Koń
jest zwierzęciem stadnym o bardzo silnym instynkcie. Jeśli przebywa
sam, zamknięty w boksie, bez otwartej przestrzeni, a za towarzysza ma
tylko człowieka (który nie jest z nim 24h), to prędzej, czy później
stanie się nerwowy i mogą pojawić się narowy, takie jak tkanie, czy
łykanie. Jeśli nie możemy sobie pozwolić na drugiego konia, to kupmy
naszemu ulubieńcowi przynajmniej kozę, poświęcajmy mu więcej czasu,
zadbajmy, aby miał jak najczęściej dostęp do wybiegu, a jeśli jest to
niemożliwe, to chociaż zapewnijmy mu możliwość obserwacji otoczenia ze
stajni, poprzez wstawienie okien.
W przypadku kucy i koni zimnokrwistych problem jest nieco
mniejszy. Są to rasy prymitywne, bardziej odporne i mniej wymagające.
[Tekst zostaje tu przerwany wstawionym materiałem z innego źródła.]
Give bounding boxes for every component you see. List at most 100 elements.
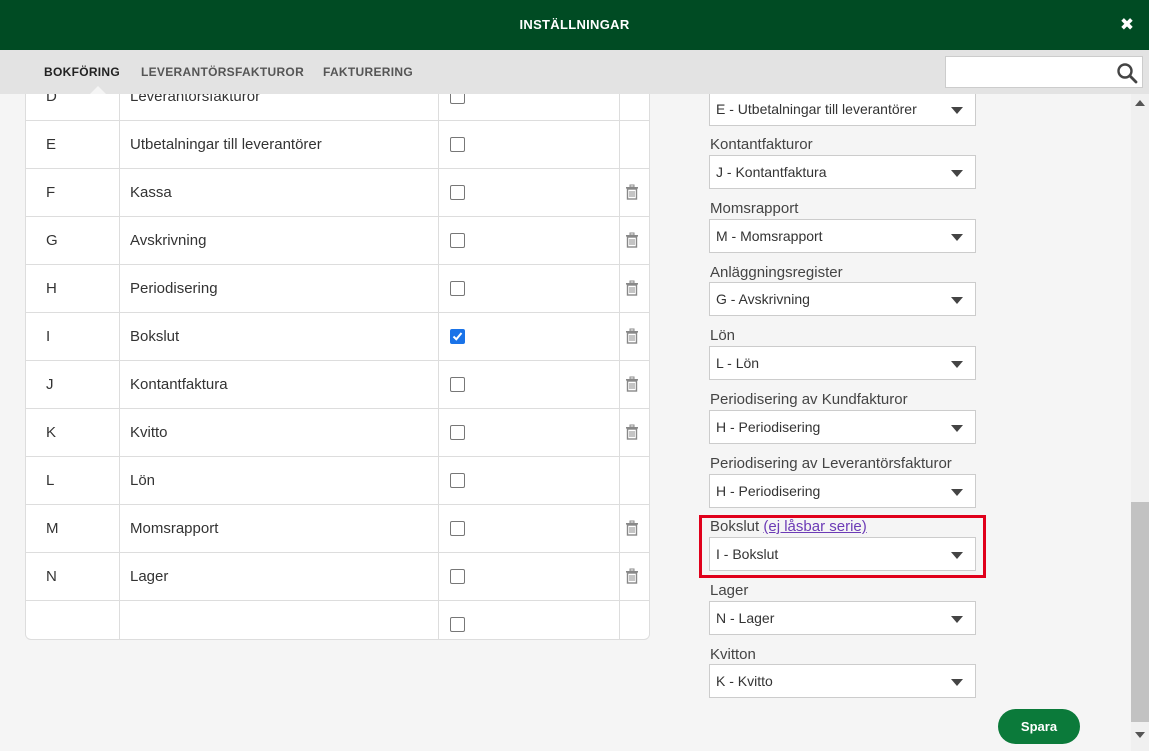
series-lock-checkbox[interactable] <box>450 233 465 248</box>
scroll-down-icon[interactable] <box>1135 732 1145 738</box>
series-lock-checkbox[interactable] <box>450 185 465 200</box>
series-code: F <box>46 184 56 201</box>
select-periodisering-leverantorsfakturor[interactable]: H - Periodisering <box>709 474 976 508</box>
select-leverantorsutbetalningar[interactable]: E - Utbetalningar till leverantörer <box>709 94 976 126</box>
series-lock-checkbox[interactable] <box>450 281 465 296</box>
table-row: G Avskrivning <box>26 217 649 265</box>
series-name: Kvitto <box>130 424 168 441</box>
settings-content: D Leverantörsfakturor E Utbetalningar ti… <box>0 94 1131 751</box>
series-name: Momsrapport <box>130 520 219 537</box>
series-table: D Leverantörsfakturor E Utbetalningar ti… <box>25 94 650 640</box>
series-lock-checkbox-checked[interactable] <box>450 329 465 344</box>
series-lock-checkbox[interactable] <box>450 569 465 584</box>
series-code: E <box>46 136 57 153</box>
select-value: N - Lager <box>716 610 775 626</box>
series-name: Kontantfaktura <box>130 376 228 393</box>
series-lock-checkbox[interactable] <box>450 94 465 104</box>
dialog-header: INSTÄLLNINGAR ✖ <box>0 0 1149 50</box>
select-value: H - Periodisering <box>716 419 821 435</box>
series-name: Lager <box>130 568 169 585</box>
label-periodisering-leverantorsfakturor: Periodisering av Leverantörsfakturor <box>710 455 952 472</box>
series-lock-checkbox[interactable] <box>450 425 465 440</box>
select-value: G - Avskrivning <box>716 291 810 307</box>
chevron-down-icon <box>951 361 963 368</box>
select-value: L - Lön <box>716 355 760 371</box>
series-name: Utbetalningar till leverantörer <box>130 136 322 153</box>
table-row: E Utbetalningar till leverantörer <box>26 121 649 169</box>
chevron-down-icon <box>951 425 963 432</box>
trash-icon[interactable] <box>625 568 639 584</box>
select-anlaggningsregister[interactable]: G - Avskrivning <box>709 282 976 316</box>
label-periodisering-kundfakturor: Periodisering av Kundfakturor <box>710 391 908 408</box>
series-lock-checkbox[interactable] <box>450 377 465 392</box>
dialog-title: INSTÄLLNINGAR <box>519 17 630 32</box>
series-code: M <box>46 520 59 537</box>
series-lock-checkbox[interactable] <box>450 617 465 632</box>
series-name: Leverantörsfakturor <box>130 94 261 105</box>
save-button[interactable]: Spara <box>998 709 1080 744</box>
table-row: H Periodisering <box>26 265 649 313</box>
select-lager[interactable]: N - Lager <box>709 601 976 635</box>
select-value: J - Kontantfaktura <box>716 164 827 180</box>
series-lock-checkbox[interactable] <box>450 521 465 536</box>
table-row: N Lager <box>26 553 649 601</box>
scroll-up-icon[interactable] <box>1135 100 1145 106</box>
tab-leverantorsfakturor[interactable]: LEVERANTÖRSFAKTUROR <box>141 50 304 94</box>
series-code: G <box>46 232 58 249</box>
label-momsrapport: Momsrapport <box>710 200 799 217</box>
select-value: H - Periodisering <box>716 483 821 499</box>
trash-icon[interactable] <box>625 328 639 344</box>
select-momsrapport[interactable]: M - Momsrapport <box>709 219 976 253</box>
select-lon[interactable]: L - Lön <box>709 346 976 380</box>
table-row: J Kontantfaktura <box>26 361 649 409</box>
select-kvitton[interactable]: K - Kvitto <box>709 664 976 698</box>
search-box <box>945 56 1143 88</box>
table-row: K Kvitto <box>26 409 649 457</box>
series-code: D <box>46 94 57 105</box>
chevron-down-icon <box>951 170 963 177</box>
tab-fakturering[interactable]: FAKTURERING <box>323 50 413 94</box>
trash-icon[interactable] <box>625 232 639 248</box>
highlight-box <box>699 515 986 578</box>
chevron-down-icon <box>951 616 963 623</box>
scrollbar-thumb[interactable] <box>1131 502 1149 722</box>
series-code: L <box>46 472 55 489</box>
trash-icon[interactable] <box>625 424 639 440</box>
series-code: J <box>46 376 54 393</box>
label-lon: Lön <box>710 327 736 344</box>
series-code: I <box>46 328 51 345</box>
tab-bokforing[interactable]: BOKFÖRING <box>44 50 120 94</box>
series-code-input[interactable] <box>46 601 121 639</box>
table-row: M Momsrapport <box>26 505 649 553</box>
select-kontantfakturor[interactable]: J - Kontantfaktura <box>709 155 976 189</box>
table-row: D Leverantörsfakturor <box>26 94 649 121</box>
label-lager: Lager <box>710 582 749 599</box>
close-icon[interactable]: ✖ <box>1119 16 1135 34</box>
select-periodisering-kundfakturor[interactable]: H - Periodisering <box>709 410 976 444</box>
series-name: Periodisering <box>130 280 218 297</box>
search-input[interactable] <box>946 57 1111 87</box>
series-lock-checkbox[interactable] <box>450 473 465 488</box>
table-row: L Lön <box>26 457 649 505</box>
chevron-down-icon <box>951 107 963 114</box>
label-kontantfakturor: Kontantfakturor <box>710 136 813 153</box>
trash-icon[interactable] <box>625 376 639 392</box>
series-name: Avskrivning <box>130 232 207 249</box>
trash-icon[interactable] <box>625 184 639 200</box>
series-name: Lön <box>130 472 156 489</box>
select-value: K - Kvitto <box>716 673 773 689</box>
label-anlaggningsregister: Anläggningsregister <box>710 264 843 281</box>
chevron-down-icon <box>951 234 963 241</box>
select-value: E - Utbetalningar till leverantörer <box>716 101 917 117</box>
table-row-new <box>26 601 649 639</box>
chevron-down-icon <box>951 297 963 304</box>
table-row: I Bokslut <box>26 313 649 361</box>
label-kvitton: Kvitton <box>710 646 756 663</box>
series-lock-checkbox[interactable] <box>450 137 465 152</box>
search-icon[interactable] <box>1116 62 1138 84</box>
checkmark-icon <box>452 332 463 341</box>
series-name-input[interactable] <box>130 601 430 639</box>
trash-icon[interactable] <box>625 280 639 296</box>
trash-icon[interactable] <box>625 520 639 536</box>
chevron-down-icon <box>951 679 963 686</box>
Bardzo rzadko zdarza się, żeby tkały, czy łykały. Konie szlachetne mają
delikatną psychikę i łatwo ją złamać. Dlatego trzeba szczególnie dbać o
ich komfort psychiczny. Należy przede wszystkim pamiętać, że koń to
zwierzę przestrzeni - trzymany w zamknięciu czuję się jak w więzieniu.